A loan for business purposes
Taxpayers can take out a loan both as a business entity and as a private person. However, this point does not matter much. The most important thing here is the purpose for which the funds were allocated.
Company loan - settlement
Commission and company loan insurance
Taking a loan is associated with the bank charging a commission and sometimes with the obligation to insure it. These types of expenses may constitute tax deductible expenses, provided that they relate to a loan taken out for corporate purposes and that they have been paid.
This fact results from Art. 23 sec. 1 point 33 of the PIT Act.

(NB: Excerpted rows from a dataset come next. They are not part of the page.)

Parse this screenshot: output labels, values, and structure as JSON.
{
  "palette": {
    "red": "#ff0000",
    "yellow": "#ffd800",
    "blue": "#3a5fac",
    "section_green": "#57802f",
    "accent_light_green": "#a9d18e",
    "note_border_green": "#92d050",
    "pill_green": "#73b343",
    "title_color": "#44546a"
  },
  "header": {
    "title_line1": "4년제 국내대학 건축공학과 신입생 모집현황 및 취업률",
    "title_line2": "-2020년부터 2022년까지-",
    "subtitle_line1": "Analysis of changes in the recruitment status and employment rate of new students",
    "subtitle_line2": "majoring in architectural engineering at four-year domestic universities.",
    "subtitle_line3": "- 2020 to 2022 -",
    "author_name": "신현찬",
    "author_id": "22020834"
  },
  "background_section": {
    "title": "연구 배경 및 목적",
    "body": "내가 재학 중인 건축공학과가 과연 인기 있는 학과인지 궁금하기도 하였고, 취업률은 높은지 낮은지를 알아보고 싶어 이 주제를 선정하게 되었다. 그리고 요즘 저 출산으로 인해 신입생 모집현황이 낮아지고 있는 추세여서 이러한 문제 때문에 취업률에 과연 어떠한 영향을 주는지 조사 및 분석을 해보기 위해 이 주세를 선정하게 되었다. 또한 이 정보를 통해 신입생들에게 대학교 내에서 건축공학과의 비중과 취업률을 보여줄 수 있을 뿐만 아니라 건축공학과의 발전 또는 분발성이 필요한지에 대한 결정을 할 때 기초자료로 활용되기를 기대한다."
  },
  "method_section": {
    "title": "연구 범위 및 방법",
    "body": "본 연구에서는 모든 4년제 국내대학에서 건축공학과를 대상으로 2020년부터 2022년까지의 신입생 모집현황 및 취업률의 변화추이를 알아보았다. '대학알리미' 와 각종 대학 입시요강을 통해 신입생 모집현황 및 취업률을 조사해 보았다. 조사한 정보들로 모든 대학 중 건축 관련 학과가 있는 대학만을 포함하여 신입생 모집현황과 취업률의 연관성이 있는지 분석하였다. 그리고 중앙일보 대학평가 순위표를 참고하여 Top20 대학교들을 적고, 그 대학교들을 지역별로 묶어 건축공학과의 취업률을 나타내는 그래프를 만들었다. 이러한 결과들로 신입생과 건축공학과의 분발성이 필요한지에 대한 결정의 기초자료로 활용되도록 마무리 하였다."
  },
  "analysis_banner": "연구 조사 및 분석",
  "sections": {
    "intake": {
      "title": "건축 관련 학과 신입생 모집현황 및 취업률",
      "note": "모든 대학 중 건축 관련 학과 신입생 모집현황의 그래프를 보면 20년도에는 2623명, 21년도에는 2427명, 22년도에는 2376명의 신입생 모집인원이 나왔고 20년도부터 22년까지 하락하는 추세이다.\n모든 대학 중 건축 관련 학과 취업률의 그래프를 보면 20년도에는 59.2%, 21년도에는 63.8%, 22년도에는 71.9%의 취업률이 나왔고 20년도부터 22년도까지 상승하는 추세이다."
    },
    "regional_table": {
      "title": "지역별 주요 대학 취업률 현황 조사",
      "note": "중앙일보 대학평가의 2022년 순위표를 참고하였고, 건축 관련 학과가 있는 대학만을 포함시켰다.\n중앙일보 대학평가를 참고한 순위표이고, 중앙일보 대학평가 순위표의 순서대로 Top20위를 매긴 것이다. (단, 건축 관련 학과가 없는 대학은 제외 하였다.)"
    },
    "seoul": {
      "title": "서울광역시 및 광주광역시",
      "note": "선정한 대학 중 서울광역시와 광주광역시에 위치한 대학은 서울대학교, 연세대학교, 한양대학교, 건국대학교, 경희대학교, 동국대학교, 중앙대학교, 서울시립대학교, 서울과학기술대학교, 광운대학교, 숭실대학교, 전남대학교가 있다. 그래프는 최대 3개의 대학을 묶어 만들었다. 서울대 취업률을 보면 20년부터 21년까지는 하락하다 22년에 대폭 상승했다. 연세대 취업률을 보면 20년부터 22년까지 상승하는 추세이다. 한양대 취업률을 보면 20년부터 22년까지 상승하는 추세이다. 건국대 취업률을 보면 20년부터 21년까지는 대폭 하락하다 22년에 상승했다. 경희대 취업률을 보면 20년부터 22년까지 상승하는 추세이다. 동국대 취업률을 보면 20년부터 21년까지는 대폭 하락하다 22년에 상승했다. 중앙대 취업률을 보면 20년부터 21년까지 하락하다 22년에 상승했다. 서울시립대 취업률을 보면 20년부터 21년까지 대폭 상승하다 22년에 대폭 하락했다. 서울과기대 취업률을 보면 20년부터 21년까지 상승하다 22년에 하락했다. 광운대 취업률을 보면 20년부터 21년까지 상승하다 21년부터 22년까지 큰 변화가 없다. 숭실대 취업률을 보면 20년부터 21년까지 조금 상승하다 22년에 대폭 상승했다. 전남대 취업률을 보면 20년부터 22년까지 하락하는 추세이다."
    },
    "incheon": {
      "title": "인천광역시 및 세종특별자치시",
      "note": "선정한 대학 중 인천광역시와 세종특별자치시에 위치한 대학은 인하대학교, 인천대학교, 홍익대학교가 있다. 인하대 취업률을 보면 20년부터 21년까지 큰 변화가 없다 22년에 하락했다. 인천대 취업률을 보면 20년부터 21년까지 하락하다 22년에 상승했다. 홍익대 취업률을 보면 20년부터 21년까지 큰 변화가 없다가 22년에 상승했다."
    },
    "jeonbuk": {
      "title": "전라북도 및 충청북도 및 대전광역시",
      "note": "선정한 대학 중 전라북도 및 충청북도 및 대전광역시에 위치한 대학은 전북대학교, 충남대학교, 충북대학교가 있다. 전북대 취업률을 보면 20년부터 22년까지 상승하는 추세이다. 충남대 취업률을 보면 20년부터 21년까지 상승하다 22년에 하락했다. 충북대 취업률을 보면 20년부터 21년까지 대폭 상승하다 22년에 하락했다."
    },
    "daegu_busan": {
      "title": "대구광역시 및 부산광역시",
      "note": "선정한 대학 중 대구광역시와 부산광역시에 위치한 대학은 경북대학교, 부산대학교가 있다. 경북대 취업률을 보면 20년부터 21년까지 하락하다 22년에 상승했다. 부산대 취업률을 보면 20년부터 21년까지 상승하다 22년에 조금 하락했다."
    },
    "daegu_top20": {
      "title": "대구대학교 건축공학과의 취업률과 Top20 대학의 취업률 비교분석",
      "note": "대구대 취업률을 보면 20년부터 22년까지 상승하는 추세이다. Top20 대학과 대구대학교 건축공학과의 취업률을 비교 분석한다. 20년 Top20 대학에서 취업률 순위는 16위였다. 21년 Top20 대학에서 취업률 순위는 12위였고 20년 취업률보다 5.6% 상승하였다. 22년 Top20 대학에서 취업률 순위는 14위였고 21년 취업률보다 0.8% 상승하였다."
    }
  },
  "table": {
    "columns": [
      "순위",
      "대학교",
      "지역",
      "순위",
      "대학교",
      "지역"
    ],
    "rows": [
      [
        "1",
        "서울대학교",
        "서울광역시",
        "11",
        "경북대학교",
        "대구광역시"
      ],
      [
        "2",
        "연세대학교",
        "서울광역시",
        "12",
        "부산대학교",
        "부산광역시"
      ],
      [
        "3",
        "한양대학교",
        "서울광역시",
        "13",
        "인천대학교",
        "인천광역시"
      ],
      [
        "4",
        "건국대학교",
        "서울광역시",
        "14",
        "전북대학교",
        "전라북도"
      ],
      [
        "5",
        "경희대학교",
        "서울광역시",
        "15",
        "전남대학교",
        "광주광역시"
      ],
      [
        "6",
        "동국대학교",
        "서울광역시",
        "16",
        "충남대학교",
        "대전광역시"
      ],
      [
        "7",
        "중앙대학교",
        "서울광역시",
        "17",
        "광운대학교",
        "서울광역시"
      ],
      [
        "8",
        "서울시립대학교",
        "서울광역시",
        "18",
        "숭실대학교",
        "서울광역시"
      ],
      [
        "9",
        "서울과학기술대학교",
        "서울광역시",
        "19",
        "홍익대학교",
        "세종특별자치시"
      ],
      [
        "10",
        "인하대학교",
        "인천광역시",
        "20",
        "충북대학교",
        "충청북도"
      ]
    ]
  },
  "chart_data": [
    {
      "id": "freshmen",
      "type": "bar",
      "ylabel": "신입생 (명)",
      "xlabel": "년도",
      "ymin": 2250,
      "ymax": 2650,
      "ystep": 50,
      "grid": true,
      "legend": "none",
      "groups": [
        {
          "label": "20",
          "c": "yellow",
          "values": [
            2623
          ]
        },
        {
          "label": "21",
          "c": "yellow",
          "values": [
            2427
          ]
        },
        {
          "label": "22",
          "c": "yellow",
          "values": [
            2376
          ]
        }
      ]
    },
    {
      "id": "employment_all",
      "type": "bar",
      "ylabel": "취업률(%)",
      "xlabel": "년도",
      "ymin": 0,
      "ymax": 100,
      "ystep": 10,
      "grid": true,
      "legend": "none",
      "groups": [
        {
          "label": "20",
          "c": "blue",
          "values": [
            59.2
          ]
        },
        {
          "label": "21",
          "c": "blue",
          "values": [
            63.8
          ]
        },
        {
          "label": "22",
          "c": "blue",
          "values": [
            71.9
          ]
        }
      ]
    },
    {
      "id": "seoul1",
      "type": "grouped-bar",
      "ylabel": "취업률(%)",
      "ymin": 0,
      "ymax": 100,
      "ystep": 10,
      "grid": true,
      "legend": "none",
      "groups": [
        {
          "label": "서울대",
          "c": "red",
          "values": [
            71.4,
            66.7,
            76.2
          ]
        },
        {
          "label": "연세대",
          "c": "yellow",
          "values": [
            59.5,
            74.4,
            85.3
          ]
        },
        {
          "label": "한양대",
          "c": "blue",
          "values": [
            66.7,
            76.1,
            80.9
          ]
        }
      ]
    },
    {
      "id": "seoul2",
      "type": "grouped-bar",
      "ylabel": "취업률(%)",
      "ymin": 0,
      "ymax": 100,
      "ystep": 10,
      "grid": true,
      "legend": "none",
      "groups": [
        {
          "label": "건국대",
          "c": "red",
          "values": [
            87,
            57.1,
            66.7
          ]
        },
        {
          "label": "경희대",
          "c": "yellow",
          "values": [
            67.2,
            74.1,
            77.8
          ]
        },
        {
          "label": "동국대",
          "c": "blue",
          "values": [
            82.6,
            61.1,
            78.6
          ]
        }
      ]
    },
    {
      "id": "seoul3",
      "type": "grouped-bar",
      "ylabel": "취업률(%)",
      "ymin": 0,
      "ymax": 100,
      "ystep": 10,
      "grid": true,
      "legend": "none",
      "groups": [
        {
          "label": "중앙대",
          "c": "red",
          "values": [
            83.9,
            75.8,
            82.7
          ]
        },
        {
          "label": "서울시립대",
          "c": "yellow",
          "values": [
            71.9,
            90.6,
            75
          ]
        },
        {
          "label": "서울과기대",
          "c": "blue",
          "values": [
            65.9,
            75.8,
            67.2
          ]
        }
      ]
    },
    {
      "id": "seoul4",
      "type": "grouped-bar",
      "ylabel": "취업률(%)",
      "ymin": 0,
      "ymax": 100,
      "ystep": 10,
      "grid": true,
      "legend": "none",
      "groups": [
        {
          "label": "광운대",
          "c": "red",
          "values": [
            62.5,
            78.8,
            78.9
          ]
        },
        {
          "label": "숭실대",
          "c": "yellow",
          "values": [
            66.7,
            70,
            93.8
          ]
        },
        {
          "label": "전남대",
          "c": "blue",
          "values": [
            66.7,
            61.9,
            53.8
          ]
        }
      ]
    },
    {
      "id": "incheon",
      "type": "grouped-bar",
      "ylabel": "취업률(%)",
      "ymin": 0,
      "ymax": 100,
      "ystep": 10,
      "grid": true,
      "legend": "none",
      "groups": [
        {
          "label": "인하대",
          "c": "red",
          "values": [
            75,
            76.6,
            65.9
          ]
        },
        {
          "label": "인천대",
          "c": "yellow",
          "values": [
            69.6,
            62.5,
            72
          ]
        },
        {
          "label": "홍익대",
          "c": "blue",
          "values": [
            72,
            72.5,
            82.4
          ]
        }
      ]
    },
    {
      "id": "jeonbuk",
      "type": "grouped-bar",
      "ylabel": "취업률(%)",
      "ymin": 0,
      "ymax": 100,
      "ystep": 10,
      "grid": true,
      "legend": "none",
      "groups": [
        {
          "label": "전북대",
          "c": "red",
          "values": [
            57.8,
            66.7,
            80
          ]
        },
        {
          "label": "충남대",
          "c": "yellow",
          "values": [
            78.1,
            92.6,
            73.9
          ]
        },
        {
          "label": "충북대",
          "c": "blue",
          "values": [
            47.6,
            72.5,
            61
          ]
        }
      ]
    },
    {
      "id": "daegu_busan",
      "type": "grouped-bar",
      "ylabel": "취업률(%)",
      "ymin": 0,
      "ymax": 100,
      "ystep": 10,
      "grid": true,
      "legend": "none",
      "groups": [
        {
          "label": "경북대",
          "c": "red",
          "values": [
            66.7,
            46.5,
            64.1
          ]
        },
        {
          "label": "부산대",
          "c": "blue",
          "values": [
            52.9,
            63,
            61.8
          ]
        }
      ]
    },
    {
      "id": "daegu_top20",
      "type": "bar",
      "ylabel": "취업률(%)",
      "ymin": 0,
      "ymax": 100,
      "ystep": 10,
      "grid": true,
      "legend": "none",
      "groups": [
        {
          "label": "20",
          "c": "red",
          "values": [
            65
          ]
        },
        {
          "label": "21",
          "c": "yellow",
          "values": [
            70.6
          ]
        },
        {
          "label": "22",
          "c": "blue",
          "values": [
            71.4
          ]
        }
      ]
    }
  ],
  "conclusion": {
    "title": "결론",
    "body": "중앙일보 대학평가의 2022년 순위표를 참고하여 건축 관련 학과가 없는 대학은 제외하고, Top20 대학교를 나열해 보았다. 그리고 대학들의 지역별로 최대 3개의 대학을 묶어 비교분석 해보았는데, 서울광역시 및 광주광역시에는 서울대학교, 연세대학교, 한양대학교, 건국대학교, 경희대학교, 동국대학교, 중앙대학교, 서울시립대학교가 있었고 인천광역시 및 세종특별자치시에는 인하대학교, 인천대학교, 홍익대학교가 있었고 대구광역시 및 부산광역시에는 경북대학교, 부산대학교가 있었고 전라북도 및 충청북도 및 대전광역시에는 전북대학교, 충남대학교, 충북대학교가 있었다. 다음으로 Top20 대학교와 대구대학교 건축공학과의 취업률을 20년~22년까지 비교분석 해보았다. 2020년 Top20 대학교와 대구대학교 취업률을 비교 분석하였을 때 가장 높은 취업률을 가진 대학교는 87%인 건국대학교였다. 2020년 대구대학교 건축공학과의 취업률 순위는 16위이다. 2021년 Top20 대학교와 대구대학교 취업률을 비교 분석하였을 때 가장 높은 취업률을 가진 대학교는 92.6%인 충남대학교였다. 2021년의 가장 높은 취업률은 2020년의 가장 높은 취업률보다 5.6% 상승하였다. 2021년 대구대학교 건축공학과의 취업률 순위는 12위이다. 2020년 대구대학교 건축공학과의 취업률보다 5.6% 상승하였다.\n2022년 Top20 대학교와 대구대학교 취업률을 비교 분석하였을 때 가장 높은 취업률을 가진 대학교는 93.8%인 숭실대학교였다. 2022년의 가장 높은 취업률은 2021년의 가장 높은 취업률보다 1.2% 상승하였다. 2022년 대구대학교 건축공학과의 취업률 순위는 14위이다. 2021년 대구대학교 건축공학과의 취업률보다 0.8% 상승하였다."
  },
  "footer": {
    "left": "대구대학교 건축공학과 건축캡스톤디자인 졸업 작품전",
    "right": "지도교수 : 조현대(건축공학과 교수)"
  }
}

If the loan is related to the purchase of a fixed asset, the commission paid and insurance incurred before the date of introducing the fixed asset into the company will increase its initial value.
Interest on a company loan
As it implicitly results from Art. 23 sec. 1 point 32 of the PIT Act, only interest on a loan taken out for business purposes may be the cost.
When the loan has been used to finance the purchase of fixed assets, the interest accrued until the date of acceptance of the fixed asset for use will increase its initial value, against which depreciation will be made. Interest paid in subsequent periods will be directly disclosed in the FPC, on the date of actual payment. Column 13 of the book - other expenses is appropriate to show this type of tax cost.
Company loan installment
The loan principal is not a tax cost, as it is usually recognized on the basis of a purchase document or, in the case of fixed assets, on the basis of depreciation.
In summary, expenses related to taking out a company loan (e.g. interest on a loan) may constitute a tax cost, as long as they are economically justified. It should be remembered that in order to record interest, commission or loan insurance in the KPiR, it is necessary to pay them.